Myxomas can cause cardiac symptoms due to mass effect and break off with consequent embolism. Systemic symptoms such as fever, malaise, weight loss, arthralgia and others are explained by myxoma cells' secretion of inflammatory cytokines (IL-4, IL-6, IL-12, interferon-γ, and TNF)  and other substances [4].

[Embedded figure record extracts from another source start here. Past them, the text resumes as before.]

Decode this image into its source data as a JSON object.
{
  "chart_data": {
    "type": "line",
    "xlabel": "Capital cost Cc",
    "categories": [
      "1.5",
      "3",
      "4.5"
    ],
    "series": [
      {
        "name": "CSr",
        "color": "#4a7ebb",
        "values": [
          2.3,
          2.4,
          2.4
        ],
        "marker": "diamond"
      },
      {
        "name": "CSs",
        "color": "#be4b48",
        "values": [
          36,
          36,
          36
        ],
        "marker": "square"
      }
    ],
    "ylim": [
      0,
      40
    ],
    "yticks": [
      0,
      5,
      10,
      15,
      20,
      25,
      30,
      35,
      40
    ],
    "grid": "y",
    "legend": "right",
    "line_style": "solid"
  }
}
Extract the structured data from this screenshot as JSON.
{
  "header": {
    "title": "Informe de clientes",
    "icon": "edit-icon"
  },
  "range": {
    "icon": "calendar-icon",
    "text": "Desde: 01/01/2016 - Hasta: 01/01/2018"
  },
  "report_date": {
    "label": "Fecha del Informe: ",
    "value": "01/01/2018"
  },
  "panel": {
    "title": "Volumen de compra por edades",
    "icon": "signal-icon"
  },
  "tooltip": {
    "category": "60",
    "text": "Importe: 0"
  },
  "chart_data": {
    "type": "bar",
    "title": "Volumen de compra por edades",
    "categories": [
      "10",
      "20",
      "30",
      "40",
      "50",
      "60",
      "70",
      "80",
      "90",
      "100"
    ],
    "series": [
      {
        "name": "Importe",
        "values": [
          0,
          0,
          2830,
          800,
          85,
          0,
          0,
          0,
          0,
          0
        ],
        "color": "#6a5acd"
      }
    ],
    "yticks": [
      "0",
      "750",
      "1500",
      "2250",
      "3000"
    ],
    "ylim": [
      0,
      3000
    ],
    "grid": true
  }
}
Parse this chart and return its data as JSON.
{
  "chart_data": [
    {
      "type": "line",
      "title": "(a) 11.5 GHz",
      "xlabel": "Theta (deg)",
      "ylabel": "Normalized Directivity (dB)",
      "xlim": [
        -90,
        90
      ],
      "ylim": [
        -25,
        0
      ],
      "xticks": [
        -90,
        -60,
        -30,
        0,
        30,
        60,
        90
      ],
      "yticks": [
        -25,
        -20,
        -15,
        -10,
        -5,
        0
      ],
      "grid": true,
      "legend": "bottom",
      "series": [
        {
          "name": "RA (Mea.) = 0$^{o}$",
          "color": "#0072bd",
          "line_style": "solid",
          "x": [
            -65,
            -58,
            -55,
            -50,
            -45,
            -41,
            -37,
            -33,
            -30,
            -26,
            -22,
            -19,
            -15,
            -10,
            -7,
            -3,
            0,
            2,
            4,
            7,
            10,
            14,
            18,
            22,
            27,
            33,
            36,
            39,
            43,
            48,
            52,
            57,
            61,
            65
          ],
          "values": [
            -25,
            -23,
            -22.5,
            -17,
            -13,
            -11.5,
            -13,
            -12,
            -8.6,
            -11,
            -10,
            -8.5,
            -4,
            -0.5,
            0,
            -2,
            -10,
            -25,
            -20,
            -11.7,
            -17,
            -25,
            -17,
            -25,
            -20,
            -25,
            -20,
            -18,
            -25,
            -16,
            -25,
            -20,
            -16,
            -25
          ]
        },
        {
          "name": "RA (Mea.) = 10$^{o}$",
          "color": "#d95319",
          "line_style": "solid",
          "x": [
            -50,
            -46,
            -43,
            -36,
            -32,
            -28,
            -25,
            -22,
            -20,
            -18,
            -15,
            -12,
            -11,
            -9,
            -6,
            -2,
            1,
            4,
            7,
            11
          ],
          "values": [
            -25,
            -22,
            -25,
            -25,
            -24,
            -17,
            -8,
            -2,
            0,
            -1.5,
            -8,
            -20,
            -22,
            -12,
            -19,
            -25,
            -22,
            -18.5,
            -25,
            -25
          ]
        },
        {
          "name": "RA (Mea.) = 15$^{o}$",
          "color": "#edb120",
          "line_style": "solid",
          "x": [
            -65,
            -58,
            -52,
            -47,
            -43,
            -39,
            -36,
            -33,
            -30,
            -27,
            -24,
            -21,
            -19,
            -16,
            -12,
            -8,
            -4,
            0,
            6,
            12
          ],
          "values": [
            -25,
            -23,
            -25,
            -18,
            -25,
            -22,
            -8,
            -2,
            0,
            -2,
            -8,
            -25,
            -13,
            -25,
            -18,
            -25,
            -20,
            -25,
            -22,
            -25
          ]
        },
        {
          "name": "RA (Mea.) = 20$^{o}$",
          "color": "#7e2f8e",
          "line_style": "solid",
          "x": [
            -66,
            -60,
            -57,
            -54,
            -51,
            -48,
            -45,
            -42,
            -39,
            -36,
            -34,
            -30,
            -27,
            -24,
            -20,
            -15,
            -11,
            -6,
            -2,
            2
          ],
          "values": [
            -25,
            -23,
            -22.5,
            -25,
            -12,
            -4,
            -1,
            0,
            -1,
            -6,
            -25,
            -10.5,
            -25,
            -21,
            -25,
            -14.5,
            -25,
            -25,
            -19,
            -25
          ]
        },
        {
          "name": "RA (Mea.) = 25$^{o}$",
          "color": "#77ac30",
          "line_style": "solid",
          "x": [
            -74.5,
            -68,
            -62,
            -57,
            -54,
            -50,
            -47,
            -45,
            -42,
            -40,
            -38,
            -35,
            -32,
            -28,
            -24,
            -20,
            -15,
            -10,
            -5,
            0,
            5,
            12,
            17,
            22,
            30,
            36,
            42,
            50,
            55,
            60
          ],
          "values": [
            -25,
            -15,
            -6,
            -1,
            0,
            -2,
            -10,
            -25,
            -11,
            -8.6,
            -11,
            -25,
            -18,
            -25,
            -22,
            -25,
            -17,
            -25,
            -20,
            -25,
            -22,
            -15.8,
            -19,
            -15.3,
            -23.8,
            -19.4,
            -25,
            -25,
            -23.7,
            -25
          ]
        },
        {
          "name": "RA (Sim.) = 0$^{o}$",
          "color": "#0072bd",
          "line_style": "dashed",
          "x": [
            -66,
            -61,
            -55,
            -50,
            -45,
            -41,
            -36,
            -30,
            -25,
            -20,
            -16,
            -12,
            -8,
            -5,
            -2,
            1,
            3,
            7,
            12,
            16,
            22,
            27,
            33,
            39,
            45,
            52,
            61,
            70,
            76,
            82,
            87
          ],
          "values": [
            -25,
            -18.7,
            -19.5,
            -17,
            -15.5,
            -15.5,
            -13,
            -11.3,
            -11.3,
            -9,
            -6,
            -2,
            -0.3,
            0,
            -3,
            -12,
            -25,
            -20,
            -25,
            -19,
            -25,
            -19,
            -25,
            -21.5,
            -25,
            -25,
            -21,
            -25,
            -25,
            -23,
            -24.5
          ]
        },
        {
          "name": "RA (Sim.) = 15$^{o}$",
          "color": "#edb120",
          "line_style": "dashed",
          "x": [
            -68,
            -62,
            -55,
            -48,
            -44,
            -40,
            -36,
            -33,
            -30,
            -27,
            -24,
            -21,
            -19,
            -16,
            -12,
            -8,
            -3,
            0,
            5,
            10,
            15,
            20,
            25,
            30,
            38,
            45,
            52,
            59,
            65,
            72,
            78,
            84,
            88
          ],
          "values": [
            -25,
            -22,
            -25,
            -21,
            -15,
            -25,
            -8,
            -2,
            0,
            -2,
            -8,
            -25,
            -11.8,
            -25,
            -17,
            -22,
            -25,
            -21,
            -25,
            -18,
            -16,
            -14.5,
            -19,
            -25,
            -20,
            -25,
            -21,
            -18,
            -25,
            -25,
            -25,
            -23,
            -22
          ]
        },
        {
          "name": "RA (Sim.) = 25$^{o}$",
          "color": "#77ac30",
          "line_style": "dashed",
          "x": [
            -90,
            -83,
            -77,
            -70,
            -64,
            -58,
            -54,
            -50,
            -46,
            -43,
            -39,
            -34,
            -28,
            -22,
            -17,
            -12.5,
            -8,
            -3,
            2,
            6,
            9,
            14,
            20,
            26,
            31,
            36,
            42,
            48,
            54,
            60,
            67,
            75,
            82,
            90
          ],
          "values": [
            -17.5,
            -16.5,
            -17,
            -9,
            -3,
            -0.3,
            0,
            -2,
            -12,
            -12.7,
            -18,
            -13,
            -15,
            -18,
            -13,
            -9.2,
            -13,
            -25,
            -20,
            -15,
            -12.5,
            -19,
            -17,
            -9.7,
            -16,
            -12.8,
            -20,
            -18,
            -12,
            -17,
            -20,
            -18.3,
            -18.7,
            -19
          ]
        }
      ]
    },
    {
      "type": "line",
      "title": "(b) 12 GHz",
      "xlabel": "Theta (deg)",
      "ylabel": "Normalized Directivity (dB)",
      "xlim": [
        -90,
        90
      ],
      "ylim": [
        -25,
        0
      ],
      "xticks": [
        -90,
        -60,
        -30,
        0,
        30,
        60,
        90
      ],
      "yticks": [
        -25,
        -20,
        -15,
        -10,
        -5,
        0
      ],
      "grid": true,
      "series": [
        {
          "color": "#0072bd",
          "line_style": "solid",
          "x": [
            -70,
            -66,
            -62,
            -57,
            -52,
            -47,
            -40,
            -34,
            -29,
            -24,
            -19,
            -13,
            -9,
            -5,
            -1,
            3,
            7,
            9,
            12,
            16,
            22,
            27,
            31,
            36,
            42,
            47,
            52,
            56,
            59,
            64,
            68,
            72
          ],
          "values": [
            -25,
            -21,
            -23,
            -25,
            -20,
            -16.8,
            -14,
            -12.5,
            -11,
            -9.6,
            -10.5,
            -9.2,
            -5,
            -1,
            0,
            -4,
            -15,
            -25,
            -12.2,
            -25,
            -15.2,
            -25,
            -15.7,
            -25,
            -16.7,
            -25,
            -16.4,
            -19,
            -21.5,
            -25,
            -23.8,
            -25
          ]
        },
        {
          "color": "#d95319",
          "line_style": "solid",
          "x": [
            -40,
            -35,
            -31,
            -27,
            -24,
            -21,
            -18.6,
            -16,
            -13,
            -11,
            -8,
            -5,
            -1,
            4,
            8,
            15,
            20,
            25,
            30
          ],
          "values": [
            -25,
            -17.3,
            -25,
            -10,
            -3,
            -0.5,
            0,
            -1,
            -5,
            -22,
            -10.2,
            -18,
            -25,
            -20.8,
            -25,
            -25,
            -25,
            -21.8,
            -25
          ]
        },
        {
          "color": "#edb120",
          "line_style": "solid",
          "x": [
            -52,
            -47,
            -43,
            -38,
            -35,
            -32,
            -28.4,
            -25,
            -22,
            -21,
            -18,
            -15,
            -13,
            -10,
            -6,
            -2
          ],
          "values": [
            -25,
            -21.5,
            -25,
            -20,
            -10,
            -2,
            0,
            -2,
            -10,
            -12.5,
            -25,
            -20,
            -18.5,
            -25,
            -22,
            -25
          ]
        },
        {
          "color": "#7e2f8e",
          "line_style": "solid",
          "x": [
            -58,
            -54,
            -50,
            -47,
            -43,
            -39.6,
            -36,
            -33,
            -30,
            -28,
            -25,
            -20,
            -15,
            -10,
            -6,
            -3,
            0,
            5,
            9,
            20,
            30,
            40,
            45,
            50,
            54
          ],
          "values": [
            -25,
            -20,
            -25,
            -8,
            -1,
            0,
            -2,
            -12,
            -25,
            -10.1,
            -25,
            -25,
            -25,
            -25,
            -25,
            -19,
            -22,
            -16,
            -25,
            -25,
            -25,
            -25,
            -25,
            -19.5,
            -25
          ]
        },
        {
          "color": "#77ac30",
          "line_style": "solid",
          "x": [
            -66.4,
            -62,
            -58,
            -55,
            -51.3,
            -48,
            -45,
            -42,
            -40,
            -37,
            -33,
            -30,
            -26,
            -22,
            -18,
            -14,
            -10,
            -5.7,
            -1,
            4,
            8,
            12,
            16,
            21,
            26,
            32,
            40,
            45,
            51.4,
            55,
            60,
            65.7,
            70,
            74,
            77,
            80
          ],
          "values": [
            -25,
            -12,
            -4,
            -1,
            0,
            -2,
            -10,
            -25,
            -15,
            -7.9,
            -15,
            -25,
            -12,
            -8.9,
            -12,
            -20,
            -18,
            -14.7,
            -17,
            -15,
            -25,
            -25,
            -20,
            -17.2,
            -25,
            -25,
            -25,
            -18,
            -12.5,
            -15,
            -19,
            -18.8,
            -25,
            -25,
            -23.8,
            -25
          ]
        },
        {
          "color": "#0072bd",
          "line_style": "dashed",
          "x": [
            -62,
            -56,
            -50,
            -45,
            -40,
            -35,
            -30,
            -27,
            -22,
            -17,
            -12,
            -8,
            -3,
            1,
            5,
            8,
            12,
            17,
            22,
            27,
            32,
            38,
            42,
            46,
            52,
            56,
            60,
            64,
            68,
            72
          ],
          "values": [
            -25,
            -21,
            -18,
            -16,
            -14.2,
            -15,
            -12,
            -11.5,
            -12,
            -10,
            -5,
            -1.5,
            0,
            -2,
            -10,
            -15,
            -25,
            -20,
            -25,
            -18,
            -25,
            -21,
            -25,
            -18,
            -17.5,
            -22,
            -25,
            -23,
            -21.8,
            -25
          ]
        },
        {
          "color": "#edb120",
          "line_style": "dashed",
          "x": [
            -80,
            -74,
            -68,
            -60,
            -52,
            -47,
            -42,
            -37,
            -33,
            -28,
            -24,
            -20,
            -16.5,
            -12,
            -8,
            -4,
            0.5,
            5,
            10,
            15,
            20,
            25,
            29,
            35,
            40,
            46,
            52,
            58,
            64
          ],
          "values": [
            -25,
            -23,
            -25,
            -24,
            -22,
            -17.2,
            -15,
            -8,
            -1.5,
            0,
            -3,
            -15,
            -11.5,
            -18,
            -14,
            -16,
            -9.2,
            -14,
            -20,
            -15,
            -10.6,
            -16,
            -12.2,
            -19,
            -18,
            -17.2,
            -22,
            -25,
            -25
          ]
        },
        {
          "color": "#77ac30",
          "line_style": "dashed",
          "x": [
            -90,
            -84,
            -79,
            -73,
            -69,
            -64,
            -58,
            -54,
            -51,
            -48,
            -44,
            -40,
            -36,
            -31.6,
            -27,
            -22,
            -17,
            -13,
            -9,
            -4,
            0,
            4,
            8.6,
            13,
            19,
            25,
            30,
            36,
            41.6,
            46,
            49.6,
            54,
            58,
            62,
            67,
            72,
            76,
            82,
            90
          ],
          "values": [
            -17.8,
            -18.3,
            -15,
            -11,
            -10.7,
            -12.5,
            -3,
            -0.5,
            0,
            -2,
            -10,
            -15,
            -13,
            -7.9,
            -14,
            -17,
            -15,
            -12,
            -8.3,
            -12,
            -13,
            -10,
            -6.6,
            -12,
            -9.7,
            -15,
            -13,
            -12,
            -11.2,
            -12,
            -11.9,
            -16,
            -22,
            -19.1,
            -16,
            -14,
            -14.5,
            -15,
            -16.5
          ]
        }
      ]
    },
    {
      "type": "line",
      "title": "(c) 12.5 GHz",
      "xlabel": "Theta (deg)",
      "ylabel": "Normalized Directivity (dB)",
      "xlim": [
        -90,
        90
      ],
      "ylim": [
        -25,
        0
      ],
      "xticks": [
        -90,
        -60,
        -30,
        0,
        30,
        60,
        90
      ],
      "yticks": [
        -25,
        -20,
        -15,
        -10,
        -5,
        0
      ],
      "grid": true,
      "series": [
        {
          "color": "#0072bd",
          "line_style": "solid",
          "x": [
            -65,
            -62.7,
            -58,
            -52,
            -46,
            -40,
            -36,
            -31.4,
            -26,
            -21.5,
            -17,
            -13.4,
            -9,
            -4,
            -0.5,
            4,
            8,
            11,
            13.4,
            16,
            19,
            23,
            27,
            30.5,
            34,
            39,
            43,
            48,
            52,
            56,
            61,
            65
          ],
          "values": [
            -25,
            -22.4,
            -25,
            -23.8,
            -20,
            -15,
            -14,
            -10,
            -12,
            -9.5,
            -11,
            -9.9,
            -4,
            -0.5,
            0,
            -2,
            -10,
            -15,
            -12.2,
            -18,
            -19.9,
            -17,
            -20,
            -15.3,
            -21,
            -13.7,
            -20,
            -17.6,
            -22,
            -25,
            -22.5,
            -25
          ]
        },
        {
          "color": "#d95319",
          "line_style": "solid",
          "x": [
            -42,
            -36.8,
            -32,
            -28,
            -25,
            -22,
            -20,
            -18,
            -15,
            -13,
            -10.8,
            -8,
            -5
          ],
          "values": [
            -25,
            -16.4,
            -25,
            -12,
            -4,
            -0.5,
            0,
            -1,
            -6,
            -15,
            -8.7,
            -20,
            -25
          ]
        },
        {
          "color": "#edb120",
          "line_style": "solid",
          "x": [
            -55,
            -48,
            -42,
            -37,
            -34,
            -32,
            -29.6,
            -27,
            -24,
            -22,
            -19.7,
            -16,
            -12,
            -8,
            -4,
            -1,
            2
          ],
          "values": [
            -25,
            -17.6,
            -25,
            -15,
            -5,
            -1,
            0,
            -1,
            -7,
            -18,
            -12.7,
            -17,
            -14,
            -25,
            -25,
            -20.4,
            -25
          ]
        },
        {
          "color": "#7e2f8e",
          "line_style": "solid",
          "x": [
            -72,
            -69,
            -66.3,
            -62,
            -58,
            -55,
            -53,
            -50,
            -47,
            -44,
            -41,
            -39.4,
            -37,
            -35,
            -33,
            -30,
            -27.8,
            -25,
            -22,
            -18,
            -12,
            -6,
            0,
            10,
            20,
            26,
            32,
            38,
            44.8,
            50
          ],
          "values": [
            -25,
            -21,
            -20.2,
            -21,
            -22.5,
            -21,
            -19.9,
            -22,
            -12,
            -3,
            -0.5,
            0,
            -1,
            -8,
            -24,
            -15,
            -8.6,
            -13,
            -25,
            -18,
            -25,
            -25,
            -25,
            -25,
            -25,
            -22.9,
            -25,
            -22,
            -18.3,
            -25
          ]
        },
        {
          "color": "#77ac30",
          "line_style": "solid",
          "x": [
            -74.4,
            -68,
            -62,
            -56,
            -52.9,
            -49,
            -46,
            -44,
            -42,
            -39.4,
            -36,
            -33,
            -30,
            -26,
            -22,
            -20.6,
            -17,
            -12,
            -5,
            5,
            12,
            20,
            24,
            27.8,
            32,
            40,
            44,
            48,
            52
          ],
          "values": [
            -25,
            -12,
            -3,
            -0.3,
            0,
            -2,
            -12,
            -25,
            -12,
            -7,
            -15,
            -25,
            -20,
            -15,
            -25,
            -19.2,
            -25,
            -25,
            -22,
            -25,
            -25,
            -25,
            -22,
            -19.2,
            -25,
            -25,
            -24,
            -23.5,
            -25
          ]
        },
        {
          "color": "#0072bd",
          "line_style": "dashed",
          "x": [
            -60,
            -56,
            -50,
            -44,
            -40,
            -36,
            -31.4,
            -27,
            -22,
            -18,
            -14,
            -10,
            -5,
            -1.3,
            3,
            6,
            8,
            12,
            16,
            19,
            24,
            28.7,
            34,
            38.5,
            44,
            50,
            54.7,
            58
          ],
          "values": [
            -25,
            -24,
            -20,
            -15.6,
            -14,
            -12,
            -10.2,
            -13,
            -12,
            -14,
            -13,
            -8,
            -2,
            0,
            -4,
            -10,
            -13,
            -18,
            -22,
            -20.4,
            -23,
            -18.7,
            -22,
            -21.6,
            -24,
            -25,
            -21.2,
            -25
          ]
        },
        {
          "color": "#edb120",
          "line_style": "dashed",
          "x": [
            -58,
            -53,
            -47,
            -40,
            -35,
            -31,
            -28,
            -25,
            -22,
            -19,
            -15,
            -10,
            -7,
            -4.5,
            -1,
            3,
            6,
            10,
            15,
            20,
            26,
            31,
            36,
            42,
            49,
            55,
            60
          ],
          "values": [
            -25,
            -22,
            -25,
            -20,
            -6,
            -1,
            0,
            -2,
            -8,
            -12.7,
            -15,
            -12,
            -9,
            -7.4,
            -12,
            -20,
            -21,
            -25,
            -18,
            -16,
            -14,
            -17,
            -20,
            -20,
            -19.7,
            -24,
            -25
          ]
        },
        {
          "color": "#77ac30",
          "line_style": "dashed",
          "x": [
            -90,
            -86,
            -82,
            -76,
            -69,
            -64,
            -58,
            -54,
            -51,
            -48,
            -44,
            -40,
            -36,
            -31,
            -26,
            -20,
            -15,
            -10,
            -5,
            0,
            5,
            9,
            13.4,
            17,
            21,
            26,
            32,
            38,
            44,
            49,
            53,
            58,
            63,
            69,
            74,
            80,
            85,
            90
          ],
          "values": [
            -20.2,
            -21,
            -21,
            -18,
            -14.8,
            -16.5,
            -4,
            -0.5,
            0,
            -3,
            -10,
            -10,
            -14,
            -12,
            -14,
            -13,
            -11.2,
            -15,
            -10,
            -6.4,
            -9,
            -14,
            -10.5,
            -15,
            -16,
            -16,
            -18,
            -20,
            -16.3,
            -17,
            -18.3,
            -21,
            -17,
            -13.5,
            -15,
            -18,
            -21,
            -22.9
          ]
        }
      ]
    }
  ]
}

Grossly, they can be rounded (solid) or papillary (filiform), sessile or pedunculated (with a stalk). The diagnosis is based on histological examination, finding characteristic myxoma cells, also known as lepidic cells, embedded in a myxoid matrix. The myxoma cells are cytologically bland, with ovoid or round nuclei and eosinophilic cytoplasm. They are singly dispersed through the matrix or form clusters; these clusters can be around vessels, creating rings around them. Inflammatory and posthemorrhagic changes are frequently encountered as a result of repeated damage during the cardiac cycle. Immunohistochemical analysis might help diagnose a myxoma. Usually, positive markers comprise calretinin, S100, CD31 and CD34. PRKAR1 expression might help exclude the Carney complex because its loss raises the possibility of the syndrome [1,3].

Myxomas are treated by surgical resection, harbouring an overall good prognosis. The recurrence rate of sporadic cases is about 5%; for familial cases, it reaches up to 10-20 % [5], [6], [7].